I know you are very alive to this undercurrent in the intellectual tradition – at least, that’s how I understand your going back to Anaximander’s apeiron and your description of what’s ultimately given as “vagueness” or “pure potentiality”, in other threads. To me, this kind of language points to a deep challenge that philosophy has yet to meet. Essentially, we want to describe a world in which how things become possible is at least as fundamental as what they actually are, as given fact.

Now we already have, in evolutionary biology, a well-established science that works in these terms. Practically speaking, in biology “causation” has been entirely replaced by the notion of the conditions under which random accident can give rise to complex structure. And there are many indications that a similar approach is needed in physics and cosmology. But IMHO, philosophy has lagged behind.

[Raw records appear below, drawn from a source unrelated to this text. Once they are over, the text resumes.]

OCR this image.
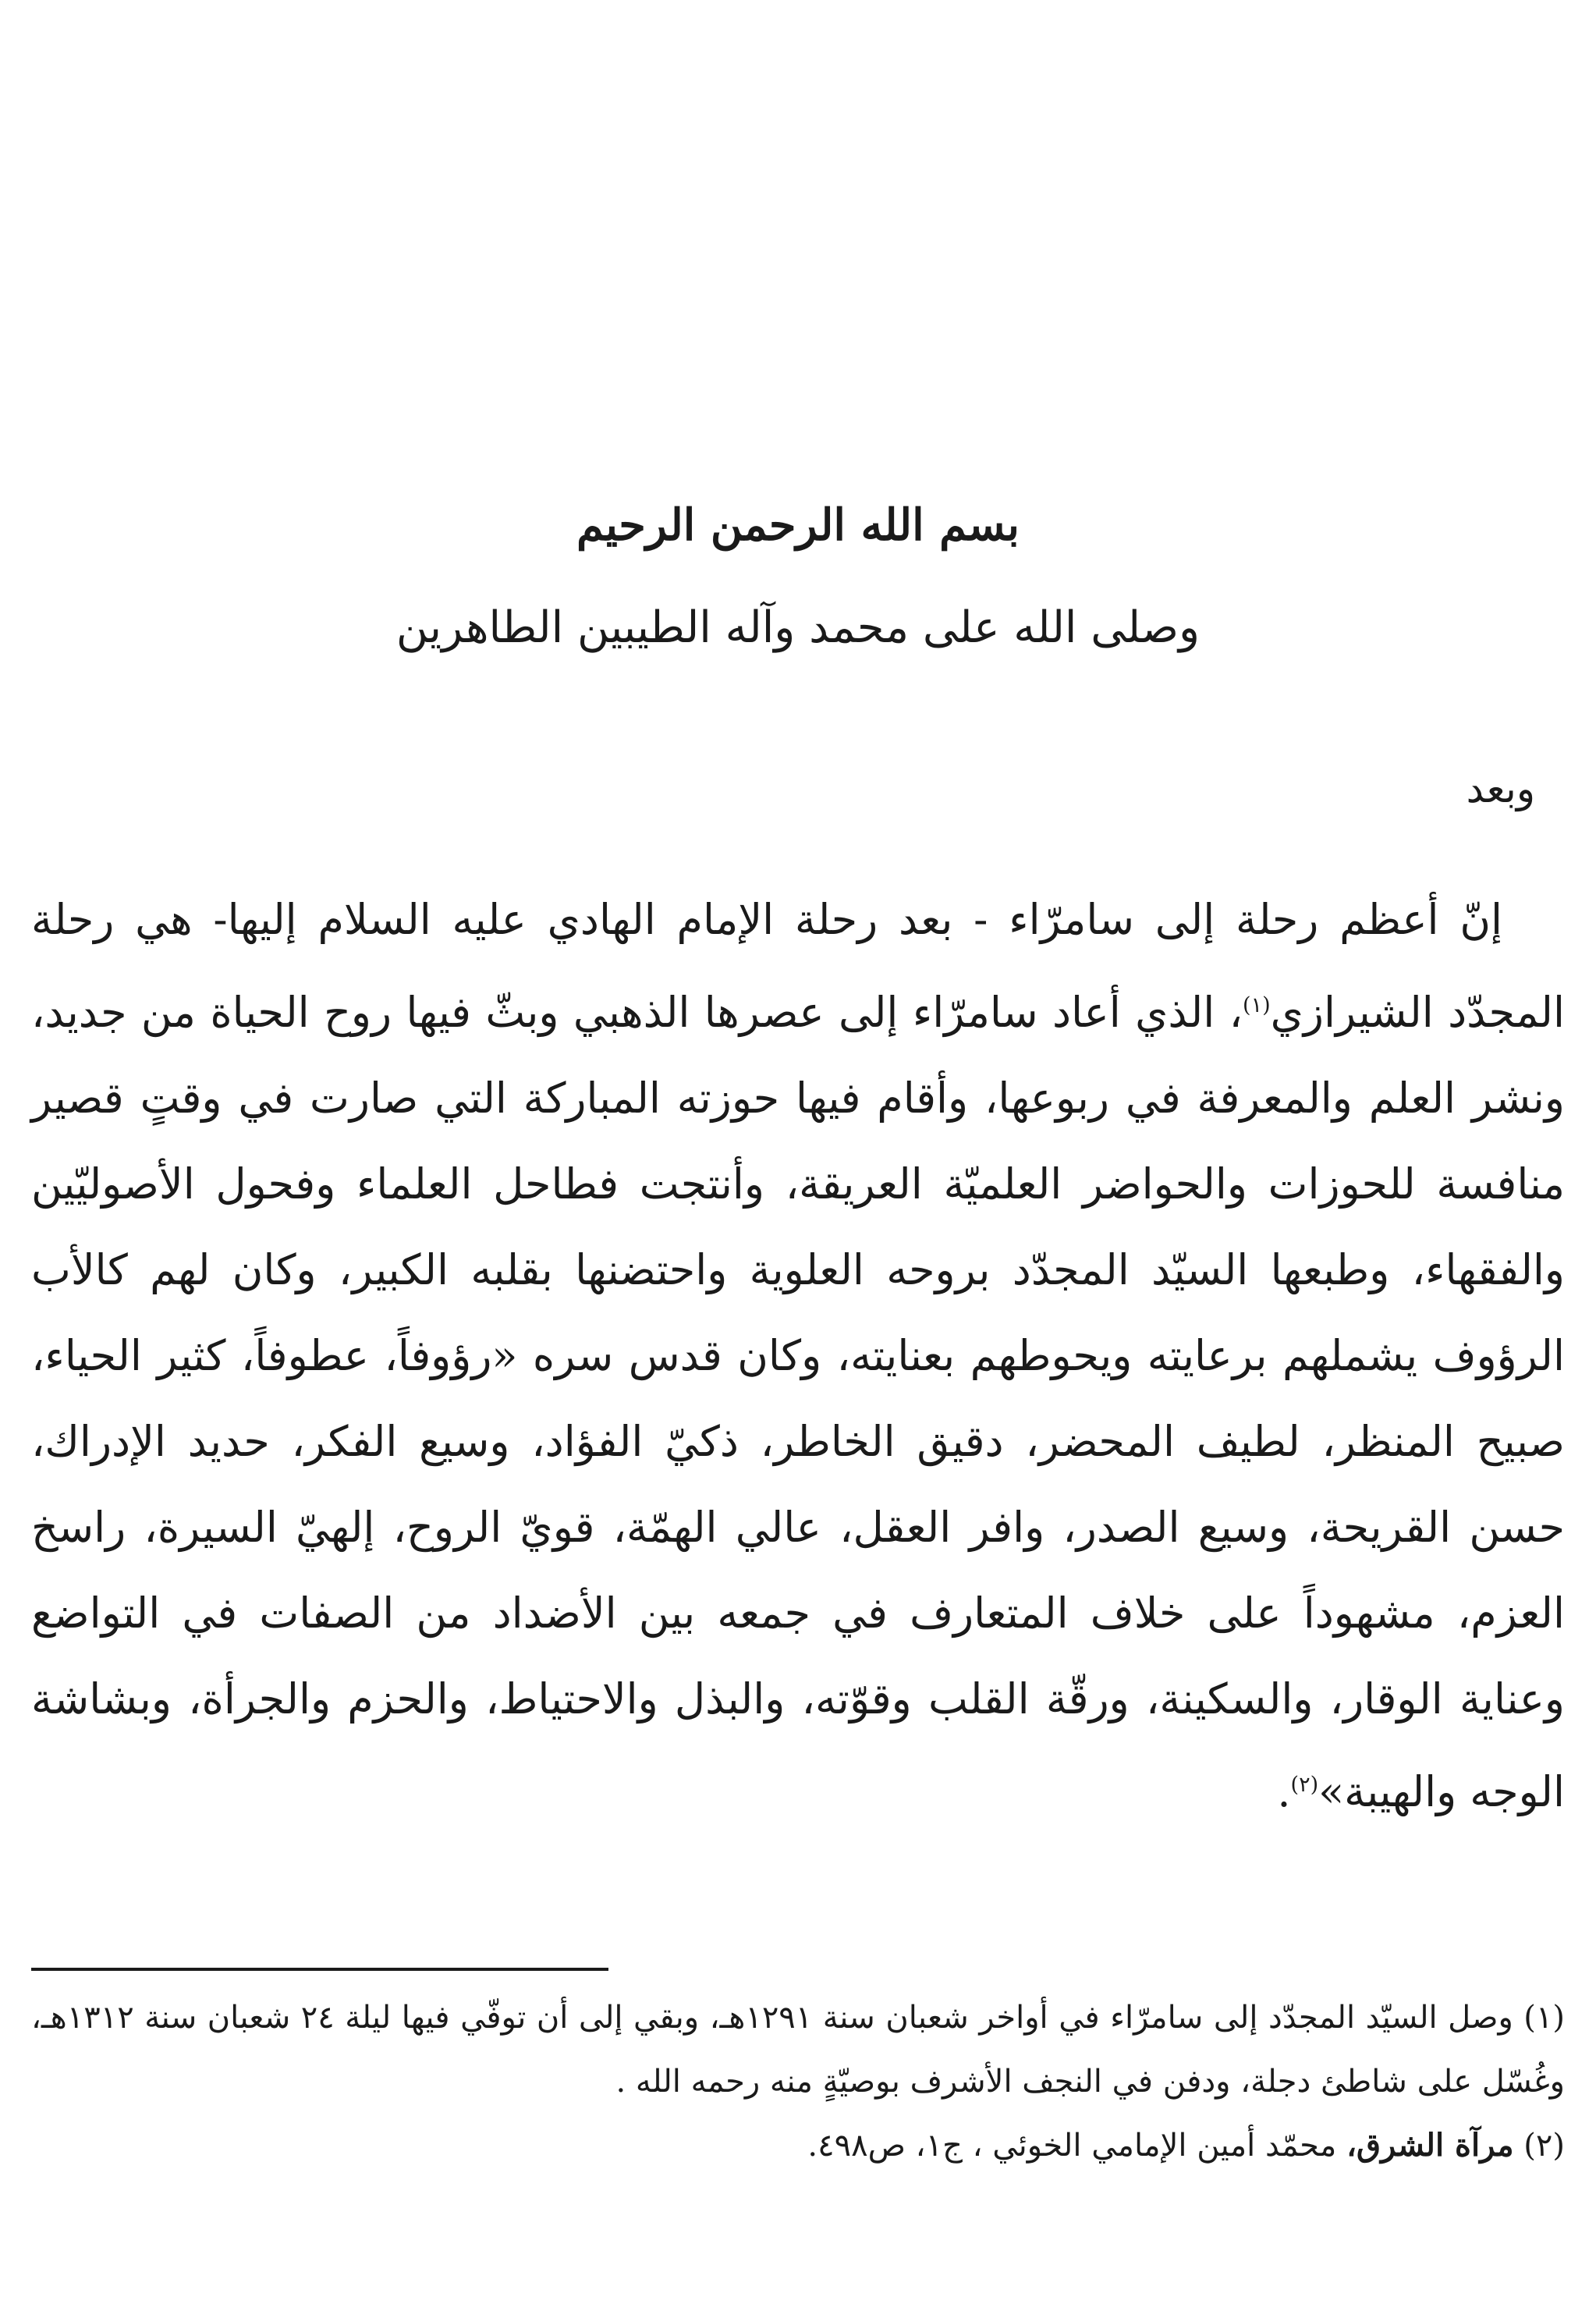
بسم الله الرحمن الرحيم
وصلى الله على محمد وآله الطيبين الطاهرين
وبعد

إنّ أعظم رحلة إلى سامرّاء - بعد رحلة الإمام الهادي عليه السلام إليها- هي رحلة المجدّد الشيرازي$^{(١)}$، الذي أعاد سامرّاء إلى عصرها الذهبي وبثّ فيها روح الحياة من جديد، ونشر العلم والمعرفة في ربوعها، وأقام فيها حوزته المباركة التي صارت في وقتٍ قصير منافسة للحوزات والحواضر العلميّة العريقة، وأنتجت فطاحل العلماء وفحول الأصوليّين والفقهاء، وطبعها السيّد المجدّد بروحه العلوية واحتضنها بقلبه الكبير، وكان لهم كالأب الرؤوف يشملهم برعايته ويحوطهم بعنايته، وكان قدس سره «رؤوفاً، عطوفاً، كثير الحياء، صبيح المنظر، لطيف المحضر، دقيق الخاطر، ذكيّ الفؤاد، وسيع الفكر، حديد الإدراك، حسن القريحة، وسيع الصدر، وافر العقل، عالي الهمّة، قويّ الروح، إلهيّ السيرة، راسخ العزم، مشهوداً على خلاف المتعارف في جمعه بين الأضداد من الصفات في التواضع وعناية الوقار، والسكينة، ورقّة القلب وقوّته، والبذل والاحتياط، والحزم والجرأة، وبشاشة الوجه والهيبة»$^{(٢)}$.

(١) وصل السيّد المجدّد إلى سامرّاء في أواخر شعبان سنة ١٢٩١هـ، وبقي إلى أن توفّي فيها ليلة ٢٤ شعبان سنة ١٣١٢هـ، وغُسّل على شاطئ دجلة، ودفن في النجف الأشرف بوصيّةٍ منه رحمه الله .

(٢) مرآة الشرق، محمّد أمين الإمامي الخوئي ، ج١، ص٤٩٨.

Heidegger made a strong beginning in Being and Time, but since then there’s been little or no progress toward an ontology in which the structure of possibility plays a fundamental role.

You’ve been eloquent in other threads on the “anticipatory” nature of conscious awareness – which was also a central theme in Being and Time. We can be conscious of “what’s actually there” in the world around us, because our brains are constantly projecting “what might be there” in advance. So in a sense, our deepest layer of experience is “made of” possibility – as opposed to the traditional data-processing model of awareness.

I think of existence as a dialectic between possibility and actuality, each with their own distinct structures. Things can only become actual in a context of relationships that makes that actuality possible; and then what they actually become makes new relationship-contexts possible. “Possibility” in this sense is very different from “logical” possibility – it’s a fundamental aspect of the complex concreteness of what happens in this world as it evolves.

20. Oct 25, 2009

### vectorcube

What has this to do with logical possibilities?

Not ture. Something might be a priori, but false, because it is a posteriori necessary true.
If you don` t understand, then you merely need to ask.